We weren’t close, but we knew each other. We went to college together. We partied together. He was a cool guy. Seemed to be nice to everyone he met. Never appeared full of himself or cocky (and he was a good looking guy, so he easily could’ve been if he wanted to). He was all around a pretty good guy to know and hang out with.
But he died. At 29. In Afghanistan serving our country. He served in the military after studying Aeronautical Science. That’s fancy talk for he was in school to be a pilot. And he was. Shortly after he graduated he was a pilot in the U.S. Army. He didn’t have a wife or kids just yet. He was just establishing his career. And he died. So young. So soon.
He’s probably the 5th or 6th person who I’ve gone to college with who’s died from the time I was a colliegate to now as an alum. But Suresh is the only person of my fellow classmates who served his country before his untimely death.
It was sad to learn that he died. I cried a little. To know someone who’s only a couple of years older than myself be taken from this life so young and early is a sad thought. To know that life can be cut so soon is a sad thought.
I no longer say,” Happy Memorial Day”. Happy? What is happy about good people who are no longer here? What is happy about young life lost? What is happy about having a connection to someone who died too soon?
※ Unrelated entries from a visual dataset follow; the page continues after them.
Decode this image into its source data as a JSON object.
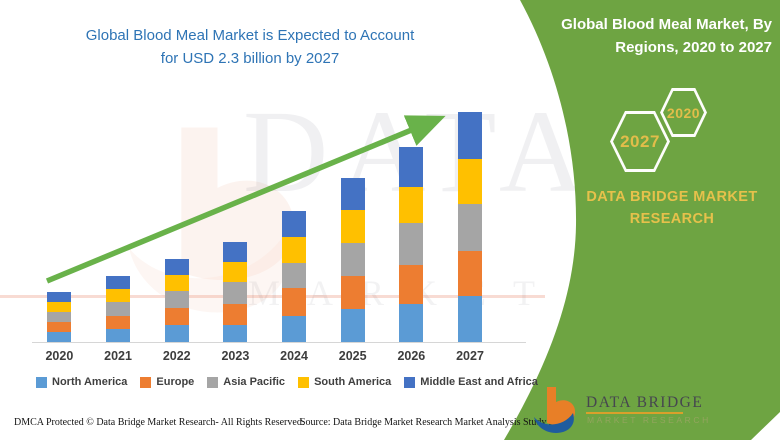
{
  "chart": {
    "title_lines": [
      "Global Blood Meal Market is Expected to Account",
      "for USD 2.3 billion by 2027"
    ],
    "title_color": "#2e74b5",
    "trend_arrow_color": "#69b24a"
  },
  "chart_data": {
    "type": "bar",
    "stacked": true,
    "title": "Global Blood Meal Market is Expected to Account for USD 2.3 billion by 2027",
    "unit": "USD billion",
    "categories": [
      "2020",
      "2021",
      "2022",
      "2023",
      "2024",
      "2025",
      "2026",
      "2027"
    ],
    "series": [
      {
        "name": "North America",
        "color": "#5b9bd5",
        "values": [
          0.1,
          0.13,
          0.17,
          0.17,
          0.26,
          0.33,
          0.38,
          0.46
        ]
      },
      {
        "name": "Europe",
        "color": "#ed7d31",
        "values": [
          0.1,
          0.13,
          0.17,
          0.21,
          0.28,
          0.33,
          0.39,
          0.45
        ]
      },
      {
        "name": "Asia Pacific",
        "color": "#a5a5a5",
        "values": [
          0.1,
          0.14,
          0.17,
          0.22,
          0.25,
          0.33,
          0.42,
          0.47
        ]
      },
      {
        "name": "South America",
        "color": "#ffc000",
        "values": [
          0.1,
          0.13,
          0.16,
          0.2,
          0.26,
          0.33,
          0.36,
          0.45
        ]
      },
      {
        "name": "Middle East and Africa",
        "color": "#4472c4",
        "values": [
          0.1,
          0.13,
          0.16,
          0.2,
          0.26,
          0.32,
          0.4,
          0.47
        ]
      }
    ],
    "totals": [
      0.5,
      0.66,
      0.83,
      1.0,
      1.31,
      1.64,
      1.95,
      2.3
    ],
    "ylim": [
      0,
      2.3
    ],
    "grid": false,
    "legend_position": "bottom",
    "annotations": [
      "upward green trend arrow from 2020 to 2027 bar top"
    ]
  },
  "right_panel": {
    "bg_color": "#6ea442",
    "title_lines": [
      "Global Blood Meal Market, By",
      "Regions, 2020 to 2027"
    ],
    "hexagon_left_label": "2027",
    "hexagon_right_label": "2020",
    "hexagon_text_color": "#e2bd4a",
    "brand_lines": [
      "DATA BRIDGE MARKET",
      "RESEARCH"
    ],
    "brand_text_color": "#e6c14b"
  },
  "logo": {
    "name": "DATA BRIDGE",
    "subtitle": "MARKET RESEARCH"
  },
  "watermark": {
    "line1": "DATA BRIDGE",
    "line2": "MARKET RESEARCH"
  },
  "footer": {
    "left": "DMCA Protected © Data Bridge Market Research- All Rights Reserved.",
    "source": "Source: Data Bridge Market Research Market Analysis Study 2020"
  }
}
No, there’s nothing happy about a memorial. But if we want to celebrate their life, I’m on board. After all, isn’t that why we call is Memorial Day? In their memory, we honor their sacrifice and their life so the rest of us could have the freedoms we enjoy regularly.
Today, I remember Suresh Krause, the moments our paths crossed, the times we hung out and the life shared with others while he was here.